SpatialWorld Benchmark Reveals Multimodal Agents Struggle with Interactive Spatial Reasoning

Researchers introduced SpatialWorld, a benchmark for evaluating interactive spatial understanding of multimodal agents in real-world tasks. Testing 15 advanced agents, the strongest model (GPT-5) achieved only 17.4% task success rate, highlighting challenges in active exploration and long-horizon planning.

iGEN Editorial

June 16, 2026

SpatialWorld Benchmark Reveals Multimodal Agents Struggle with Interactive Spatial Reasoning

Multimodal large language models (MLLMs) are increasingly expected to perceive and act in the physical world, but existing benchmarks fail to assess their interactive spatial reasoning in complex, real-world scenarios. To address this gap, a team of researchers led by Gao and colleagues introduced SpatialWorld, a unified benchmark designed specifically for evaluating interactive spatial understanding of multimodal agents.

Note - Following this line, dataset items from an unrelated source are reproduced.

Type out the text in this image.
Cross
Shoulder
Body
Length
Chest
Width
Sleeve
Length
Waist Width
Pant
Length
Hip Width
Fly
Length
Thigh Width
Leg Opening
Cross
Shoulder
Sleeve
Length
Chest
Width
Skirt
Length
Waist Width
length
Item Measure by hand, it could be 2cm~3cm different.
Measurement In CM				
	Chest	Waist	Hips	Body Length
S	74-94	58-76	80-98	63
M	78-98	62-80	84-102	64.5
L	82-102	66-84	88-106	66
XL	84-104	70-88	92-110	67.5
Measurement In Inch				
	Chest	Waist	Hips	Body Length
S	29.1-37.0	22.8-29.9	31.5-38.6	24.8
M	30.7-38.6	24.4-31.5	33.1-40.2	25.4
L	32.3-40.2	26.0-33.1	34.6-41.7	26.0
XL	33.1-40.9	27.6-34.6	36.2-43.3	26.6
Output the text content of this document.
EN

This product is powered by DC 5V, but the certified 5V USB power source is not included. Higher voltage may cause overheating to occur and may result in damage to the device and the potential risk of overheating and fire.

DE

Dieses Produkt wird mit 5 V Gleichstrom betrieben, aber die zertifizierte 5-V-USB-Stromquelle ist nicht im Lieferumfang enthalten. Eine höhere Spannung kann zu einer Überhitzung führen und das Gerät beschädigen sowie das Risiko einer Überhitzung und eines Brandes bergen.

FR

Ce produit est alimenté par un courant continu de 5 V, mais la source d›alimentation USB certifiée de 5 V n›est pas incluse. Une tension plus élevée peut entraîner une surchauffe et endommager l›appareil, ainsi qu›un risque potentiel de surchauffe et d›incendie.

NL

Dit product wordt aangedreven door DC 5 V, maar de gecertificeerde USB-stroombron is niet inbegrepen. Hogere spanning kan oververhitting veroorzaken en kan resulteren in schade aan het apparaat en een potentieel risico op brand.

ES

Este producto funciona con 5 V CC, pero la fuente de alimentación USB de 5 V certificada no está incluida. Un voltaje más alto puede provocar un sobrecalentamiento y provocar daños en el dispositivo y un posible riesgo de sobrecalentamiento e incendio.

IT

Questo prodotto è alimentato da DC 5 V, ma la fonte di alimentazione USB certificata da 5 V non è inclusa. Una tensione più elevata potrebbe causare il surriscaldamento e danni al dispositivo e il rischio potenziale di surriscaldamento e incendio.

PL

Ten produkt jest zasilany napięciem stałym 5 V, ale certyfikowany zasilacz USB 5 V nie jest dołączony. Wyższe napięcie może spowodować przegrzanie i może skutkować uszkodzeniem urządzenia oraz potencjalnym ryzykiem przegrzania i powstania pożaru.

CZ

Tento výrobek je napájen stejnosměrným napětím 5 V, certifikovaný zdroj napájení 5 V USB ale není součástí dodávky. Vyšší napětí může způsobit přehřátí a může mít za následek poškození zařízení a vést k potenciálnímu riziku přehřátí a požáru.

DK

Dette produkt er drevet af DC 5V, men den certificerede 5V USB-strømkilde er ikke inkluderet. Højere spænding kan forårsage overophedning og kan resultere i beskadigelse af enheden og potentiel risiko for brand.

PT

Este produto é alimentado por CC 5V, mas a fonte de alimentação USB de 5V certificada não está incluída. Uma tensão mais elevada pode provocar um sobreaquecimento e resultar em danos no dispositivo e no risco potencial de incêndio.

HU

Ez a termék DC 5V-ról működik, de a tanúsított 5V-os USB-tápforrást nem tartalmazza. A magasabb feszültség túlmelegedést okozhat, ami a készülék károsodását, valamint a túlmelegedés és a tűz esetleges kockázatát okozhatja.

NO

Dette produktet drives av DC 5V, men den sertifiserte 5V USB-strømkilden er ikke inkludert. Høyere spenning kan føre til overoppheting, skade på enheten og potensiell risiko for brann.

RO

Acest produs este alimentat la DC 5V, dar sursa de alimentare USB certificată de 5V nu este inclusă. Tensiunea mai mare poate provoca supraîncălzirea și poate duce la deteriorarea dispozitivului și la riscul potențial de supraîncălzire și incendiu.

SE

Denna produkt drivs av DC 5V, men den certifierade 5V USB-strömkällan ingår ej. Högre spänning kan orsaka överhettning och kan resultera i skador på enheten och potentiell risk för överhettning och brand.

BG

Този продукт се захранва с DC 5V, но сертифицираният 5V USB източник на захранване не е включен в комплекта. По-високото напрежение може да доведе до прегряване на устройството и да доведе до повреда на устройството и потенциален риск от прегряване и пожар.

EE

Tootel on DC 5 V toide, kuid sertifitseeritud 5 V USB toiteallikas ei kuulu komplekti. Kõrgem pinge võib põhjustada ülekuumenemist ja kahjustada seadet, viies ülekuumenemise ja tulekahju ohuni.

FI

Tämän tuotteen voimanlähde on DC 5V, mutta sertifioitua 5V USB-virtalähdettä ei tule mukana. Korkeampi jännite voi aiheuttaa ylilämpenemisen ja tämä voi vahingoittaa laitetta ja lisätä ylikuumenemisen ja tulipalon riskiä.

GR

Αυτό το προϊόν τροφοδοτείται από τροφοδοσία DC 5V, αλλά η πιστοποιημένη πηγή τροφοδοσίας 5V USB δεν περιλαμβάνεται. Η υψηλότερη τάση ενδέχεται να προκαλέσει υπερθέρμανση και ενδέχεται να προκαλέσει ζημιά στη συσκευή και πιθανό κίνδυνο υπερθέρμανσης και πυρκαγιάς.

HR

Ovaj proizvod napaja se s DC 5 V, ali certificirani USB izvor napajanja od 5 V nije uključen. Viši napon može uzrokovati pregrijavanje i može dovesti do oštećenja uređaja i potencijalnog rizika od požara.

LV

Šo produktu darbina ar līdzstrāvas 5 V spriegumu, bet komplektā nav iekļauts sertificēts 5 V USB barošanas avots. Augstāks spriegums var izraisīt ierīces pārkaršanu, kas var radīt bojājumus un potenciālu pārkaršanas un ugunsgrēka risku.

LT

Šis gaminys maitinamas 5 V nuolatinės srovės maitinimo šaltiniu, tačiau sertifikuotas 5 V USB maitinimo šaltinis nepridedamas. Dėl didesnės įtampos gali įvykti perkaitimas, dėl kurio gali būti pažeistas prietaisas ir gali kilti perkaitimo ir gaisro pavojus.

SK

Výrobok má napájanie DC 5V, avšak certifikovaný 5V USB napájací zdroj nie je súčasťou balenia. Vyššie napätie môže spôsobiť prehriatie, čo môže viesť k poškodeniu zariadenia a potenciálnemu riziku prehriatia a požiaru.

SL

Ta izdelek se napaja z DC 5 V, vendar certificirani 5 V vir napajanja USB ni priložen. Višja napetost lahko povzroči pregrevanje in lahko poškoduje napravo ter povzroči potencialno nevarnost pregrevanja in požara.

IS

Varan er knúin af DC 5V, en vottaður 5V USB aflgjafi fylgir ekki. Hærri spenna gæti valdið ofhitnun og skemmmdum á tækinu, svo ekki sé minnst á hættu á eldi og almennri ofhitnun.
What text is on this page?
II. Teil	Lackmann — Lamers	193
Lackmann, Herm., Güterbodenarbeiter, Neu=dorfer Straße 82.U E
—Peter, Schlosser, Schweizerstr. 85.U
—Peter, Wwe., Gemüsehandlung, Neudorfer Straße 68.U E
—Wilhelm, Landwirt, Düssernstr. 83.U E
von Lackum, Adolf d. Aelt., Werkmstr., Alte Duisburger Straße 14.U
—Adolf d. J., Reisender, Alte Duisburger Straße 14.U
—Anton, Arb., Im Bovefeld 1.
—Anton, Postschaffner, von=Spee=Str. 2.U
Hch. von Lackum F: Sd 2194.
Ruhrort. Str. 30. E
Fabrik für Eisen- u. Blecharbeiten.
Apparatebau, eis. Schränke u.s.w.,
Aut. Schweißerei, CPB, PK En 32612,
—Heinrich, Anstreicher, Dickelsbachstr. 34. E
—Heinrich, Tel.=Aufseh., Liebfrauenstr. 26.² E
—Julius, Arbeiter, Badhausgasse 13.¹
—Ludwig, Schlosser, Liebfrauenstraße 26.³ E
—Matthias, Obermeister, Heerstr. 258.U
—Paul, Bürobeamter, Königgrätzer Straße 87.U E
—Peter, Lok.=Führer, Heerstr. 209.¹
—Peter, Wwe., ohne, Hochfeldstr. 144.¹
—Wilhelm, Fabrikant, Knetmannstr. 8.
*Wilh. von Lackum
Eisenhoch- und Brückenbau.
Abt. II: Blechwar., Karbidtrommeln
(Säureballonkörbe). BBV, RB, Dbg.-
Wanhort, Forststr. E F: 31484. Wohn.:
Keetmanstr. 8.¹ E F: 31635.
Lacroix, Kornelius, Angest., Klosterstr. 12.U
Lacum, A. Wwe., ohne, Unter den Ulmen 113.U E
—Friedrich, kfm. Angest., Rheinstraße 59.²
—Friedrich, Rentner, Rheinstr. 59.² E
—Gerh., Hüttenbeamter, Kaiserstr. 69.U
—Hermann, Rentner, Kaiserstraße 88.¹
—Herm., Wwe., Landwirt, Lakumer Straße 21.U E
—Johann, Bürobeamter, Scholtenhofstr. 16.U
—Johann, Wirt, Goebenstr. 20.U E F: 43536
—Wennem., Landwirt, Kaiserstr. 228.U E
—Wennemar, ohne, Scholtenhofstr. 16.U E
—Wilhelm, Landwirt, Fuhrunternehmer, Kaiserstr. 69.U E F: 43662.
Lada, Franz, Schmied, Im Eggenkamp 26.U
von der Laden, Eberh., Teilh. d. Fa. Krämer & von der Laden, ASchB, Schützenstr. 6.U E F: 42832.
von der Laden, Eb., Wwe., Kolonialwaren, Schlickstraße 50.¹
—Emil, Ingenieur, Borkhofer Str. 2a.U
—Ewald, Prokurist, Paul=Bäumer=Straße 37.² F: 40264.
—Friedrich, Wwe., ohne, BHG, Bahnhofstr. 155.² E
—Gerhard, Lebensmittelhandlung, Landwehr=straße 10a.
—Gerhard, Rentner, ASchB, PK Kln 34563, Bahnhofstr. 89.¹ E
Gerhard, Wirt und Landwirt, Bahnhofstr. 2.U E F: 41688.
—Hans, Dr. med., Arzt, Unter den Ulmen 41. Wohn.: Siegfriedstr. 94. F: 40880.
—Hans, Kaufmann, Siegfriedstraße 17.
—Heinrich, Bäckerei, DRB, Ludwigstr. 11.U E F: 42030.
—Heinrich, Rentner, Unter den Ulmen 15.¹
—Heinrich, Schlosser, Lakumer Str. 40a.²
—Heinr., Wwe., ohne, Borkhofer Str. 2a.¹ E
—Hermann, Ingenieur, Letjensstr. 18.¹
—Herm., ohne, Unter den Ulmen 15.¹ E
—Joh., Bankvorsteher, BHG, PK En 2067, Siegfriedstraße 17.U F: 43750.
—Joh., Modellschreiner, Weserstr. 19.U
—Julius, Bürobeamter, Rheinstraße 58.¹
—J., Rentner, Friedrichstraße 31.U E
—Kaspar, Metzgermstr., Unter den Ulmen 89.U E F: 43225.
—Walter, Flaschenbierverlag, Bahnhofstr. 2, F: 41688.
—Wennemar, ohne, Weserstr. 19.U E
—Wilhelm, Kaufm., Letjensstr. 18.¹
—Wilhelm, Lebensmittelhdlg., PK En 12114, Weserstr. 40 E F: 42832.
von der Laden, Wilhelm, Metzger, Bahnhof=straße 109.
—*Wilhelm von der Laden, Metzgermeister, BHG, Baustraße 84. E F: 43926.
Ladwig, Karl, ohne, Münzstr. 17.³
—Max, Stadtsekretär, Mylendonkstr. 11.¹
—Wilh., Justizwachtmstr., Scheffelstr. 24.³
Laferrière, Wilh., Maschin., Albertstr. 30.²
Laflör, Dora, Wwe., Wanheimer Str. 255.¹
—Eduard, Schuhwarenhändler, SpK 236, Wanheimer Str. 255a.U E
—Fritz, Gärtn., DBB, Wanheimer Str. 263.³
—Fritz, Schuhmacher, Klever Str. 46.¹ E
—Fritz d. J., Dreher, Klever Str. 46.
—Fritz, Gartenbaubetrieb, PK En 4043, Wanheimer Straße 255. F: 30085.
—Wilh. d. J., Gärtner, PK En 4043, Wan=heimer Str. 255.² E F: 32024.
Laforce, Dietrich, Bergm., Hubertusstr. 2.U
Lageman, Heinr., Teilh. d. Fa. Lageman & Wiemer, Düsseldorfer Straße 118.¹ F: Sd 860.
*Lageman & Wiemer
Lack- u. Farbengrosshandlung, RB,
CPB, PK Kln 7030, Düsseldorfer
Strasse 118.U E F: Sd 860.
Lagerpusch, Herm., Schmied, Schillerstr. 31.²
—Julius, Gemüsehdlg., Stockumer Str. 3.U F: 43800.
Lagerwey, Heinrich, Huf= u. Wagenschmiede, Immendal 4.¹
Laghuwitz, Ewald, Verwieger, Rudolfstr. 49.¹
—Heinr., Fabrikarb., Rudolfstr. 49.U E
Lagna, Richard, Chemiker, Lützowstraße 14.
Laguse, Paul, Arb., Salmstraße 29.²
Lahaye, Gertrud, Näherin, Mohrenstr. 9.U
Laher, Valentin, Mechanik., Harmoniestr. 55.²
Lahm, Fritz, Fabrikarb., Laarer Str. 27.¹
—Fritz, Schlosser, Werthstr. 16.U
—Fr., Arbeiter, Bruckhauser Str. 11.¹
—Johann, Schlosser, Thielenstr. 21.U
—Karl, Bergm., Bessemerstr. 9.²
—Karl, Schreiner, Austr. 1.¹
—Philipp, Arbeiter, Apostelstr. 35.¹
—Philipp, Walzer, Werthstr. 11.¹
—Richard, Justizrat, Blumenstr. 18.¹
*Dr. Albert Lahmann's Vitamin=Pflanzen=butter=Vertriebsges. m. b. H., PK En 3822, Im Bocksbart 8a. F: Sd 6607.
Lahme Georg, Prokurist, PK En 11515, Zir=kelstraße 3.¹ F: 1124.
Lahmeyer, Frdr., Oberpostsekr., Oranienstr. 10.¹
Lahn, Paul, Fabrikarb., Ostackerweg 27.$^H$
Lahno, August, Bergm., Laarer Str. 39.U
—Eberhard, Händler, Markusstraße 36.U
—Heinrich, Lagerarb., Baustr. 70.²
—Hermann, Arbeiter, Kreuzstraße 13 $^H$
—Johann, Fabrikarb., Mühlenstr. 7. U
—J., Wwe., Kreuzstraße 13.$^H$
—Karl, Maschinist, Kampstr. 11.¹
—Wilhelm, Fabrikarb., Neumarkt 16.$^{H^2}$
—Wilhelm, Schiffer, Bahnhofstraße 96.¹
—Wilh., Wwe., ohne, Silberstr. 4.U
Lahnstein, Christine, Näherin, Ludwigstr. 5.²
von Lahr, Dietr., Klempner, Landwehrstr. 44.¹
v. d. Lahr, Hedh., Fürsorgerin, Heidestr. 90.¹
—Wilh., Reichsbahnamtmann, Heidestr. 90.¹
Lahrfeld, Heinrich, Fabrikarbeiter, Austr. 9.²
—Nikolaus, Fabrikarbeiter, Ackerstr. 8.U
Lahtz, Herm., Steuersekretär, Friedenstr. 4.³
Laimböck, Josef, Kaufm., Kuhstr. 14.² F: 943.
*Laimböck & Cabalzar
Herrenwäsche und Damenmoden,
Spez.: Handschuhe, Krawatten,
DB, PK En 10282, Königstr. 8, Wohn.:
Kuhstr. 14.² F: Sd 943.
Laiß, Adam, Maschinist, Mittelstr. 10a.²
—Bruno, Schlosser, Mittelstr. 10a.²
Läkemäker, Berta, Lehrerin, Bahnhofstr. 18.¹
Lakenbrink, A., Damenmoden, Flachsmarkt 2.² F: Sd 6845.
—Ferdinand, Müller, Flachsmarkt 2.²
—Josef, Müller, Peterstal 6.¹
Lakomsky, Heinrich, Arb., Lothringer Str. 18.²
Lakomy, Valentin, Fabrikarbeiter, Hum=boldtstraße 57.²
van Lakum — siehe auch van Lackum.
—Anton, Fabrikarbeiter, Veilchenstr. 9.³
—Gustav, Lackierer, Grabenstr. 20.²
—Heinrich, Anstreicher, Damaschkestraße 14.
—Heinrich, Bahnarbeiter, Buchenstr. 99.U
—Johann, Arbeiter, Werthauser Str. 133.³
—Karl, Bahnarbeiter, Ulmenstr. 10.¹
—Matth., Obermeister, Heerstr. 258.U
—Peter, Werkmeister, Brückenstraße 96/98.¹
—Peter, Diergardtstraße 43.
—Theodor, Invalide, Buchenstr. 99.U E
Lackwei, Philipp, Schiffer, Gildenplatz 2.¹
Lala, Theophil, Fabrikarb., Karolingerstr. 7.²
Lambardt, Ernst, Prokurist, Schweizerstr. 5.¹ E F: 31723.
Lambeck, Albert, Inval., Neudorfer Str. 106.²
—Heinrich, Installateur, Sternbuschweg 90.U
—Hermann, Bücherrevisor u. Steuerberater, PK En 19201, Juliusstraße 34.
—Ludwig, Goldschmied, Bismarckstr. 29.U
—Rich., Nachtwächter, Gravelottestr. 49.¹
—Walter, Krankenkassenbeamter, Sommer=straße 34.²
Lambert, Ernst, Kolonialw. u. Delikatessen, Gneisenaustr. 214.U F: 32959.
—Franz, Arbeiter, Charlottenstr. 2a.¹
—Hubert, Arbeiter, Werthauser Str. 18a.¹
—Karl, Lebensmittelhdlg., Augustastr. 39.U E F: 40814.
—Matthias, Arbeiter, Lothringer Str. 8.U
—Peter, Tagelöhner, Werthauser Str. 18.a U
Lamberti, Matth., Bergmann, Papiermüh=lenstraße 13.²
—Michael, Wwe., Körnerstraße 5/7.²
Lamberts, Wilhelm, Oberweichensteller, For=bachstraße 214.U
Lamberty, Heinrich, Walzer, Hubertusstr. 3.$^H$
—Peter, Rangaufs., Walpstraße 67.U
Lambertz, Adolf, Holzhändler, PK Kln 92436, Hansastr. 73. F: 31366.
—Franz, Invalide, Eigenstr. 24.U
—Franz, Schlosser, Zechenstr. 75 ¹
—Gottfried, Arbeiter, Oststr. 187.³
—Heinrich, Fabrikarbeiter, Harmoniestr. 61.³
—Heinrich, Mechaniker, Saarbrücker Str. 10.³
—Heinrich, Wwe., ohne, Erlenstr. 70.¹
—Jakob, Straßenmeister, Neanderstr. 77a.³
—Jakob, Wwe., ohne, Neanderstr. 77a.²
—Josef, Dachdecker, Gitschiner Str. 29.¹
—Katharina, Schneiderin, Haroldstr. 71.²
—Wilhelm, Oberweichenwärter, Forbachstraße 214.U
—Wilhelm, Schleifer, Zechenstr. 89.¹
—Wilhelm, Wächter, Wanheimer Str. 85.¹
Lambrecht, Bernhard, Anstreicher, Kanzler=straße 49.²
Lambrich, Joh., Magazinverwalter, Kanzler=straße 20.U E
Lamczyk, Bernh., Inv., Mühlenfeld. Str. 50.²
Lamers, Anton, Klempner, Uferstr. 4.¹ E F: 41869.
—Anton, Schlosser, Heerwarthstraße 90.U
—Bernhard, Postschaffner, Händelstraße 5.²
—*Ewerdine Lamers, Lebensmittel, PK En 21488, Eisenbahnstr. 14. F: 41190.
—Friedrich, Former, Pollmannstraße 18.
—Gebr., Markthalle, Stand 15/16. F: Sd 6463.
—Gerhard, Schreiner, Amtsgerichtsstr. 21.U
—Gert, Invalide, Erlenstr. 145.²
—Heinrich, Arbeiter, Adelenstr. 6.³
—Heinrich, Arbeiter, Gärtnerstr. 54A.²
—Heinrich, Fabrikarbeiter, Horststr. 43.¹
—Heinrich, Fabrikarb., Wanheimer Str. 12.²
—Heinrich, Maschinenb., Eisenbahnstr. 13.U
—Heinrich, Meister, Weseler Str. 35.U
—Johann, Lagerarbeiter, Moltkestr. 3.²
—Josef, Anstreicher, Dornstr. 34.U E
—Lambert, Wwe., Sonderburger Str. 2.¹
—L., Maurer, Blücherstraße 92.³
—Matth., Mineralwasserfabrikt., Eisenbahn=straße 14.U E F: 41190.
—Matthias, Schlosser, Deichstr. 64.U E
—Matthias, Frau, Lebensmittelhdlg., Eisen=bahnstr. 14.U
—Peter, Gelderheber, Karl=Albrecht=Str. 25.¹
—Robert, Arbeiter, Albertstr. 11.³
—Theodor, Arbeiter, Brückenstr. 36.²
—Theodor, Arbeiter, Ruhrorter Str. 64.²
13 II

The benchmark integrates eight heterogeneous simulation backends under a shared, simulator-agnostic protocol, according to the paper titled "SpatialWorld: Benchmarking Interactive Spatial Reasoning of Multimodal Agents in Real-World Tasks." It features 760 human-annotated tasks spanning diverse domains including household routines, travel, and social collaboration. Agents must solve tasks under vision-only partial observability, actively gathering egocentric visual evidence and expressing decisions via a unified, text-based action interface native to MLLMs.

Each task includes three components for reliable evaluation: a human-validated initial state, a reference trajectory, and a terminal-state verifier. This design ensures consistent and reproducible assessment across different agents and simulation backends.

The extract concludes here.